Wednesday, September 21, 2011

Throwing money the wrong way

We have talked a bit on this blog about using financial incentives to encourage doctors to do a better, more efficient, and/or safer job in practicing medicine.  I have been skeptical of this approach because I do not believe that doctors find such measures to be highly motivational.  In my former hospital, we stayed away from financial incentives and even discussion of finances when we were instituting changes in work practices that improved quality and safety and the work environment.  Instead, issues were framed in terms of the underlying values of doctors.

I understand, though, why the government and insurers tend to lean towards financial incentives.  Payers, after all, deal in money.  Thus, they think they can use money to achieve their goals. When you have a hammer, everything looks like a nail.

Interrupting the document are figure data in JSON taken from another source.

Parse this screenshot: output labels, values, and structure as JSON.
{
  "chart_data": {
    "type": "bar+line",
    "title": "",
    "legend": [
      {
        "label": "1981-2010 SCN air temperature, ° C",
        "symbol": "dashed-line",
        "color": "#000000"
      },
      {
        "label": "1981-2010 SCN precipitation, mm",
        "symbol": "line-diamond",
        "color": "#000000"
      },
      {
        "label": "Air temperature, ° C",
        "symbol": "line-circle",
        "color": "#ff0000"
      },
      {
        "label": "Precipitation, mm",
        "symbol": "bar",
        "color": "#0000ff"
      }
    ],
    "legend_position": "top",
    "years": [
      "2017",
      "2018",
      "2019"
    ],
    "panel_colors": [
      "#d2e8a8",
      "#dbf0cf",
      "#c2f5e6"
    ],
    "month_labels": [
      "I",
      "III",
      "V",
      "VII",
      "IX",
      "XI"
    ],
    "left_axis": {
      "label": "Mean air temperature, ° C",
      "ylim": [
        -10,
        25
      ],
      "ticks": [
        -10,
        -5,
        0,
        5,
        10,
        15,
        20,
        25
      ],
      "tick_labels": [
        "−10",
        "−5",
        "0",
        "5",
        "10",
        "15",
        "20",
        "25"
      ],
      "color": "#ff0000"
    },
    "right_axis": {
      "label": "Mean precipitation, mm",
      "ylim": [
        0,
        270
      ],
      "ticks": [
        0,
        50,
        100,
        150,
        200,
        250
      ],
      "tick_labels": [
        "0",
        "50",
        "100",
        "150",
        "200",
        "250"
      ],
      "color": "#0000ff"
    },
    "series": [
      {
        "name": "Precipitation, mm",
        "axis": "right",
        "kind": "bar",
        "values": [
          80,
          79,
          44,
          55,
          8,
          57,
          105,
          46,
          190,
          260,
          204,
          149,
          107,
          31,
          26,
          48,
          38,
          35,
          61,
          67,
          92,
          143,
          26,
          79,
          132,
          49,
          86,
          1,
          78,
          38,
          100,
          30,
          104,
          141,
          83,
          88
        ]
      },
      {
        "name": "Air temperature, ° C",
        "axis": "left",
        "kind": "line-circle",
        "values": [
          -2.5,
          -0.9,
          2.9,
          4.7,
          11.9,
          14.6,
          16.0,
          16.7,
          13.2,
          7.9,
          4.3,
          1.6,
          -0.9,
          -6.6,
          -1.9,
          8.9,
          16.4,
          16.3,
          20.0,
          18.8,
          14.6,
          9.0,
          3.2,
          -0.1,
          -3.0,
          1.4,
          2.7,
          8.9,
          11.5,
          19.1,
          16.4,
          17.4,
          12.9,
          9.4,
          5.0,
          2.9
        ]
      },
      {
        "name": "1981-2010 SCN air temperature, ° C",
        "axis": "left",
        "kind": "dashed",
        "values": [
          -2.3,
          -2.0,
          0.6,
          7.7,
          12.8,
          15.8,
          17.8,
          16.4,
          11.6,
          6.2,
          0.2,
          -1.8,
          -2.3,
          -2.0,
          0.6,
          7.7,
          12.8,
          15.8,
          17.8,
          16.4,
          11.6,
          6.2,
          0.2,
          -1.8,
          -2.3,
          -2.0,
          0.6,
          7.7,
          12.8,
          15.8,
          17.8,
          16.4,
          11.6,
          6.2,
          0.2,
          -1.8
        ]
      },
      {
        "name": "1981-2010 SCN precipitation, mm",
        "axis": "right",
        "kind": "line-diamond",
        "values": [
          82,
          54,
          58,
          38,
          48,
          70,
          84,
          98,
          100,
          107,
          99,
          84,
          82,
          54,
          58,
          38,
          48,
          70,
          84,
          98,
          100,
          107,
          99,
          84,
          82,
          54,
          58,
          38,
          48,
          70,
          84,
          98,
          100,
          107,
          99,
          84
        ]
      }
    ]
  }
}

The payers have been persuasive with legislators and the senior executives at both the federal and state level, notwithstanding insufficient data to support their policy prescriptions.  Later, as evidence emerges, the programs are proven not to work as expected.  The latest such analysis of which I am aware is a Perspectives piece by Gail Wilensky in the New England Journal of Medicine entitled, "Lessons from the Physician Group Practice Demonstration — A Sobering Reflection."  Here's the lede:

In early August, the Center for Medicare and Medicaid Services (CMS) announced the results of the Physician Group Practice (PGP) Demonstration project. Although the headline of the press release was glowing — “Physician Group Practice Demonstration Succeeds in Improving Quality and Reducing Costs” — the reported information suggests more mixed results. These results should dampen unreasonable expectations, particularly in terms of potential savings, for accountable care organizations (ACOs), which were modeled after the PGP demo.

I covered a different aspect of this topic in my recent article, "Never Events? Well, Hardly Ever," in Virtual Mentor.  I discuss the persistent rate of wrong-site surgeries and argue that financial penalties for such "never events" are ineffective:

In the face of slow progress, there is little doubt why the regulatory hammer is employed. But it is a crude tool. Its effectiveness as a deterrent is minimal because it does not address the structural issues underlying the problem. It emphasizes a particular outcome rather than a process that will achieve it. It penalizes people when it is too late to make a difference. Finally, it serves mainly to create resentment among those who are targets for improvement. Such is often the nature of regulation, no matter how well intended.

Ori and Rom Brafman take us a down a different path to explain this kind of result in their book, Sway, The Irresistible Pull of Irrational Behavior (Broadway Books, 2008.)  They cite experiments and real-life situations in which "throwing money into the mix diminished altruistic motivation and introduced unexpected behavior."  Apparently, our brains have two centers that influence behavior.  The posterior superior temporal sulcus, what they call the "altruism center," is responsible for social interactions -- how we perceive others, how we relate, and how we form bonds.  The other region is the nucleus accumbens, or "pleasure center," where we react to financial compensation.  Now here's the neat part:

Unlike, say, the parts of our brain that control movement and speech, the pleasure center and the altruism center cannot both function at the same time: either one or the other is in control.

Indeed, say the authors, offering a payment may undermine our altruistic motivations.

Doctors are the most well-intentioned people in the world.  They devote their lives to alleviating human suffering caused by disease.  We can count on their altruism in the patient care arena.  Admittedly, they are not always sufficiently trained in the science of process improvement, but a number of hospitals in the world have figured out that progress in that discipline comes from treating doctors with respect.  Framing the theories of process improvement by relating them to the underlying values and altruism of doctors is the way to go.  Throwing financial incentives into the mix, as noted by the Brafman's, may be the quickest possible way to turn off the altruism switch and end up with unintended consequences.